After reading Bickham, I got my own copy of Swain’s Techniques of the Selling Writer. Some of it was immensely helpful. Other aspects I more or less ignored because they didn’t resonate with me. I didn’t, for example, ‘get’ all that business about motivation-reaction (MR) units, and his advice on language didn’t interest me particularly. However, other things made such sense that I started to apply them to my own writing with almost religious fervour.

So what changed? First of all, I took Swain’s advice on separating creation and critique. I put my inner critic to one side and got on with the business of writing, doing my best to keep feeling at the centre of everything I wrote. If I couldn’t feel it, then it wasn’t worth writing.

I also thought much more about the purpose of everything I wrote. Before beginning a piece of writing, I would categorise it as scene or sequel, and then further break it down into its component parts. So, at the top of each chapter I would make notes that looked like this:


GOAL – Clodagh wants Stone to believe she had nothing to do with Dave’s murder.
CONFLICT – Stone is determined to charge Clodagh with murder.
DISASTER – Stone reveals that Clodagh’s mobile phone was found beside Dave’s body.
I would do the same for the next section, typically sequence, which I’d break down into – EMOTION, QUANDRY, DECISION and ACTION.
Sounds mad? Possibly. But it worked. At some point, I dropped the habit and don’t do it these days, but that’s probably because the approach is second nature to me now and I don’t need to.
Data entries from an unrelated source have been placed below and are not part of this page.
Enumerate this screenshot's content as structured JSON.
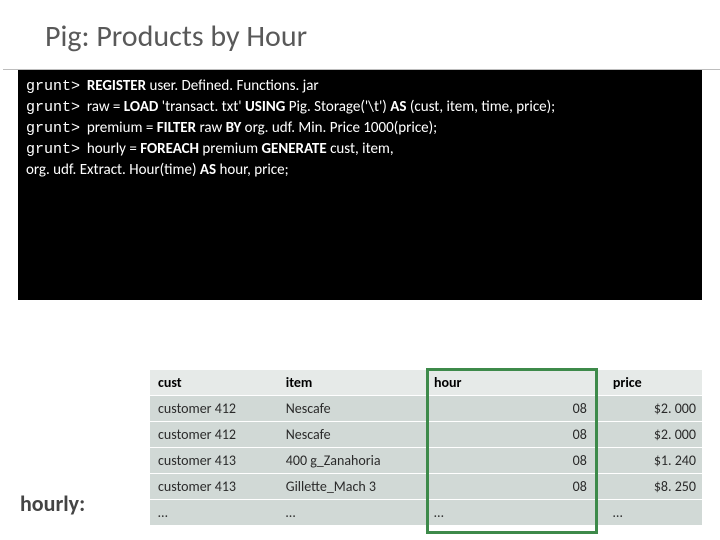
{
  "title": "Pig: Products by Hour",
  "prompt": "grunt>",
  "code": {
    "l1a": "REGISTER ",
    "l1b": "user. Defined. Functions. jar",
    "l2a": "raw = ",
    "l2b": "LOAD ",
    "l2c": "'transact. txt' ",
    "l2d": "USING ",
    "l2e": "Pig. Storage('\\t') ",
    "l2f": "AS ",
    "l2g": "(cust, item, time, price);",
    "l3a": "premium = ",
    "l3b": "FILTER ",
    "l3c": "raw ",
    "l3d": "BY ",
    "l3e": "org. udf. Min. Price 1000(price);",
    "l4a": "hourly = ",
    "l4b": "FOREACH ",
    "l4c": "premium ",
    "l4d": "GENERATE ",
    "l4e": "cust, item,",
    "l5": "org. udf. Extract. Hour(time) ",
    "l5b": "AS ",
    "l5c": "hour, price;"
  },
  "table": {
    "label": "hourly:",
    "headers": {
      "cust": "cust",
      "item": "item",
      "hour": "hour",
      "price": "price"
    },
    "rows": [
      {
        "cust": "customer 412",
        "item": "Nescafe",
        "hour": "08",
        "price": "$2. 000"
      },
      {
        "cust": "customer 412",
        "item": "Nescafe",
        "hour": "08",
        "price": "$2. 000"
      },
      {
        "cust": "customer 413",
        "item": "400 g_Zanahoria",
        "hour": "08",
        "price": "$1. 240"
      },
      {
        "cust": "customer 413",
        "item": "Gillette_Mach 3",
        "hour": "08",
        "price": "$8. 250"
      },
      {
        "cust": "…",
        "item": "…",
        "hour": "…",
        "price": "…"
      }
    ]
  }
}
The important thing is that when I started out and was learning the tools of my trade, Swain’s approach gave me a focus and a framework which I needed. Without it, I’m sure everything I wrote would have been about as interesting as a bus timetable.

As well as Techniques of the Selling Writer, Swain wrote a book called Creating Characters: How to Build Story People. I haven’t read this but in Bickham’s views on character rely heavily on Swain. One thing that really stood out was Swain’s advice on exaggeration. Actual, real-life people translated to paper as literally as possible does not make for good reading, according to Swain/Bickham. Throw caution to the wind and create wildly exaggerated characters just to see what will happen. I tried this. It was fun. Such great fun that I continue to do it in my writing. It doesn’t always work and sometimes I get it very wrong indeed. But other times, running with my imagination in this way produces surprising results.